Residência Bienal - Notas & Traços
A simbiose entre música e quadrinhos não é exatamente uma novidade. Na década de 1980, Luiz Gê e Arrigo Barnabé foram parceiros nos emblemáticos álbuns “Clara Crocodilo” e “Tubarões Voadores”. Mas o inusitado deste encontro entre os sons e os traços ganhou outra dimensão nesta edição da Residência Artística da Bienal de Quadrinhos – Online.
Sob a tutoria dos mestres, Gê e Arrigo, os quadrinistas Gabriel Góes (DF), Grazi Fonseca (RS) e Marília Marz (SP) trocaram figurinhas com os músicos Fernando Nicknich (SC), Silvanny Sivuca (SP) e Rodrigo Stradiotto (PR). Foram 10 semanas de intercâmbio. De aceitação do inusitado. E da troca de experiências, vivências e influências, entendidos como expressão artística.
Esta residência resultou em três obras interativas e, acredite, surpreendentes. A saga de um dente melancólico, no caso de Nicknich e Góes; uma distopia atonal, como propuseram Grazi e Stradiotto; e um clipe que exalta o encontro com quem não conhecemos, ao som daquilo que ainda nos move, como nos conta a parceria deslumbrante entre Sivuca e Marília. Clique aí e boa viagem.
INTERVALOS
Grazi Fonseca e Rodrigo Stradiotto
“Intervalos” é o encontro entre o quadrinho de Grazi Fonseca com a música de Rodrigo Stradiotto. Realizada durante a residência artística Notas & Traços da Bienal de Quadrinhos de Curitiba, com a tutoria de Luiz Gê e Arrigo Barnabé, a obra partiu da interação simbiótica das duas linguagens. O resultado foi a criação de um espaço imersivo onde o papel do leitor se mistura com o dos autores. Para uma melhor experiência, utilize o desktop, os navegadores Mozilla Firefox ou Google Chrome e fone de ouvido.
Grazi Fonseca (@grzfonseca - RS) é quadrinista. Seu trabalho explora narrativas experimentais e autobiográficas. Até o momento publicou 7 títulos. “Partir”, sua publicação mais recente, foi selecionada na convocatória Des.gráfica/Mis 2018 e foi finalista do prêmio Dente de Ouro 2019.
Rodrigo Stradiotto (@r_stradiotto - PR) é músico, compositor, arranjador e produtor, com trabalhos lançados no Brasil, América Latina e Europa. Nos últimos anos voltou seu foco principal à síntese modular e, paralelamente à composição de trilhas para peças e longas-metragens.

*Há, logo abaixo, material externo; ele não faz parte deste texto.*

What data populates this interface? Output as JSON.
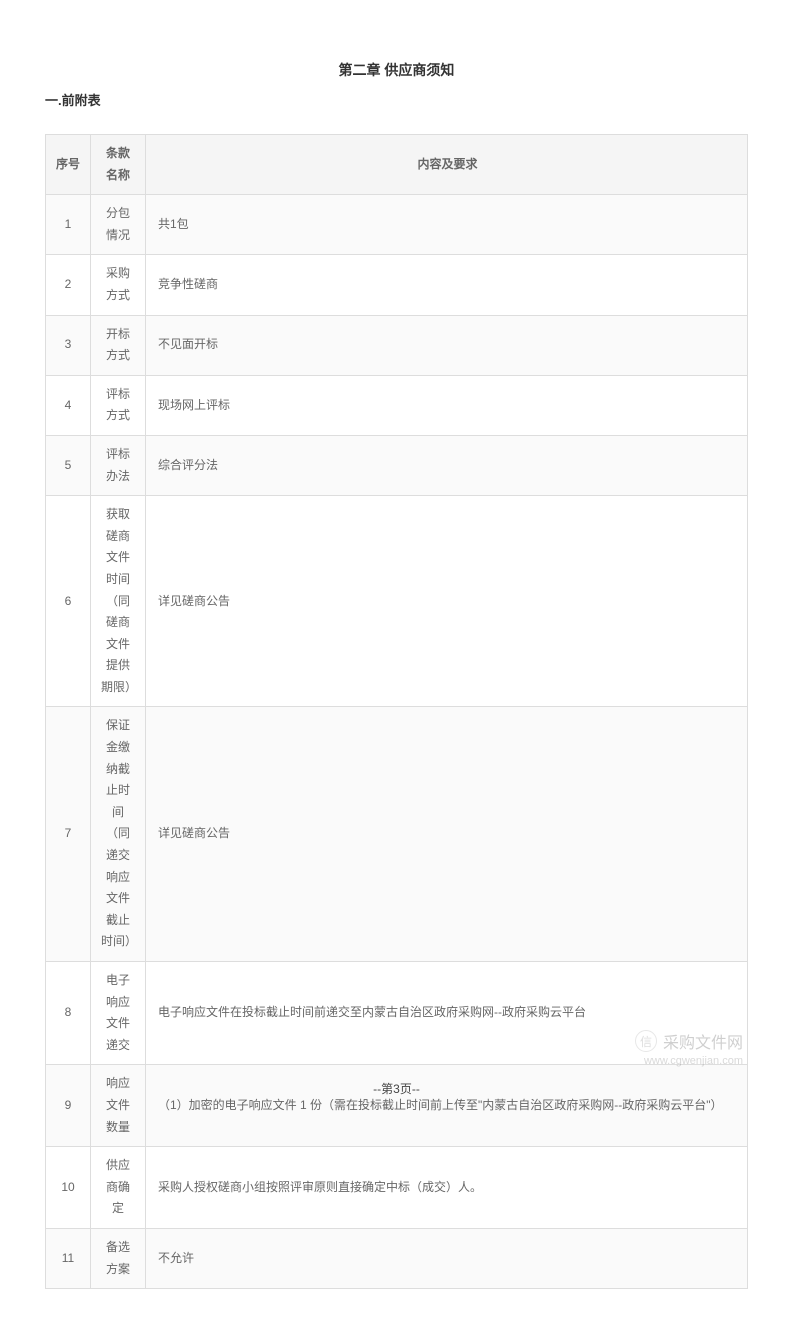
{
  "chapter_title": "第二章 供应商须知",
  "section_title": "一.前附表",
  "table_headers": {
    "seq": "序号",
    "name": "条款名称",
    "content": "内容及要求"
  },
  "rows": [
    {
      "seq": "1",
      "name": "分包情况",
      "content": "共1包"
    },
    {
      "seq": "2",
      "name": "采购方式",
      "content": "竞争性磋商"
    },
    {
      "seq": "3",
      "name": "开标方式",
      "content": "不见面开标"
    },
    {
      "seq": "4",
      "name": "评标方式",
      "content": "现场网上评标"
    },
    {
      "seq": "5",
      "name": "评标办法",
      "content": "综合评分法"
    },
    {
      "seq": "6",
      "name": "获取磋商文件时间（同磋商文件提供期限）",
      "content": "详见磋商公告"
    },
    {
      "seq": "7",
      "name": "保证金缴纳截止时间（同递交响应文件截止时间）",
      "content": "详见磋商公告"
    },
    {
      "seq": "8",
      "name": "电子响应文件递交",
      "content": "电子响应文件在投标截止时间前递交至内蒙古自治区政府采购网--政府采购云平台"
    },
    {
      "seq": "9",
      "name": "响应文件数量",
      "content": "（1）加密的电子响应文件 1 份（需在投标截止时间前上传至\"内蒙古自治区政府采购网--政府采购云平台\"）"
    },
    {
      "seq": "10",
      "name": "供应商确定",
      "content": "采购人授权磋商小组按照评审原则直接确定中标（成交）人。"
    },
    {
      "seq": "11",
      "name": "备选方案",
      "content": "不允许"
    }
  ],
  "watermark": {
    "icon_text": "信",
    "text": "采购文件网",
    "url": "www.cgwenjian.com"
  },
  "page_number": "--第3页--"
}
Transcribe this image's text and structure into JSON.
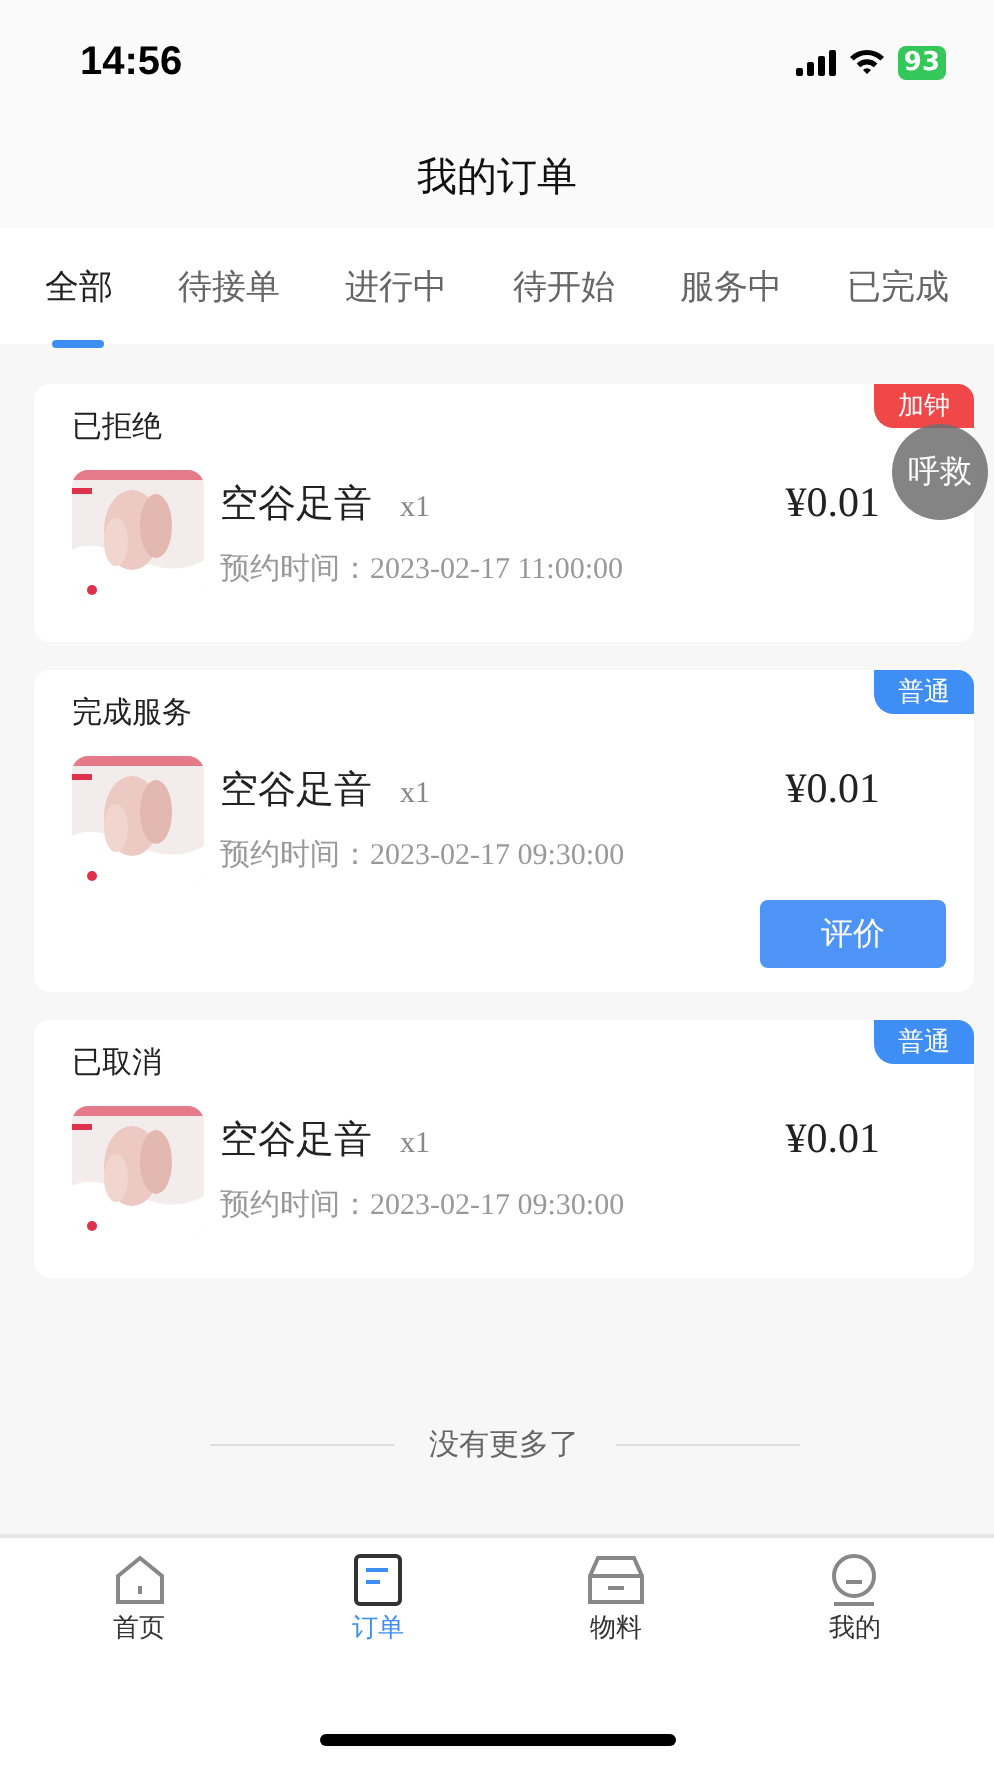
{
  "status_bar": {
    "time": "14:56",
    "battery": "93"
  },
  "title": "我的订单",
  "tabs": [
    {
      "label": "全部",
      "selected": true
    },
    {
      "label": "待接单",
      "selected": false
    },
    {
      "label": "进行中",
      "selected": false
    },
    {
      "label": "待开始",
      "selected": false
    },
    {
      "label": "服务中",
      "selected": false
    },
    {
      "label": "已完成",
      "selected": false
    }
  ],
  "orders": [
    {
      "status": "已拒绝",
      "tag": "加钟",
      "color": "#f04848",
      "name": "空谷足音",
      "qty": "x1",
      "time_label": "预约时间：",
      "time": "2023-02-17 11:00:00",
      "price": "¥0.01"
    },
    {
      "status": "完成服务",
      "tag": "普通",
      "color": "#3f8ef5",
      "name": "空谷足音",
      "qty": "x1",
      "time_label": "预约时间：",
      "time": "2023-02-17 09:30:00",
      "price": "¥0.01",
      "button": "评价"
    },
    {
      "status": "已取消",
      "tag": "普通",
      "color": "#3f8ef5",
      "name": "空谷足音",
      "qty": "x1",
      "time_label": "预约时间：",
      "time": "2023-02-17 09:30:00",
      "price": "¥0.01"
    }
  ],
  "floating_button": "呼救",
  "end_note": "没有更多了",
  "nav": [
    {
      "label": "首页",
      "kind": "home",
      "selected": false
    },
    {
      "label": "订单",
      "kind": "orders",
      "selected": true
    },
    {
      "label": "物料",
      "kind": "box",
      "selected": false
    },
    {
      "label": "我的",
      "kind": "me",
      "selected": false
    }
  ]
}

“Intervalos” é o resultado do encontro entre o quadrinho de Grazi Fonseca com a música de Rodrigo Stradiotto. Realizada durante a residência artística Notas & Traços da Bienal de Quadrinhos de Curitiba, com a tutoria de Luiz Gê e Arrigo Barnabé, a obra teve como ponto de partida a tentativa de estabelecer uma interação simbiótica das duas linguagens, que culminasse na criação de um espaço imersivo, onde o papel do espectador se mistura com o dos autores.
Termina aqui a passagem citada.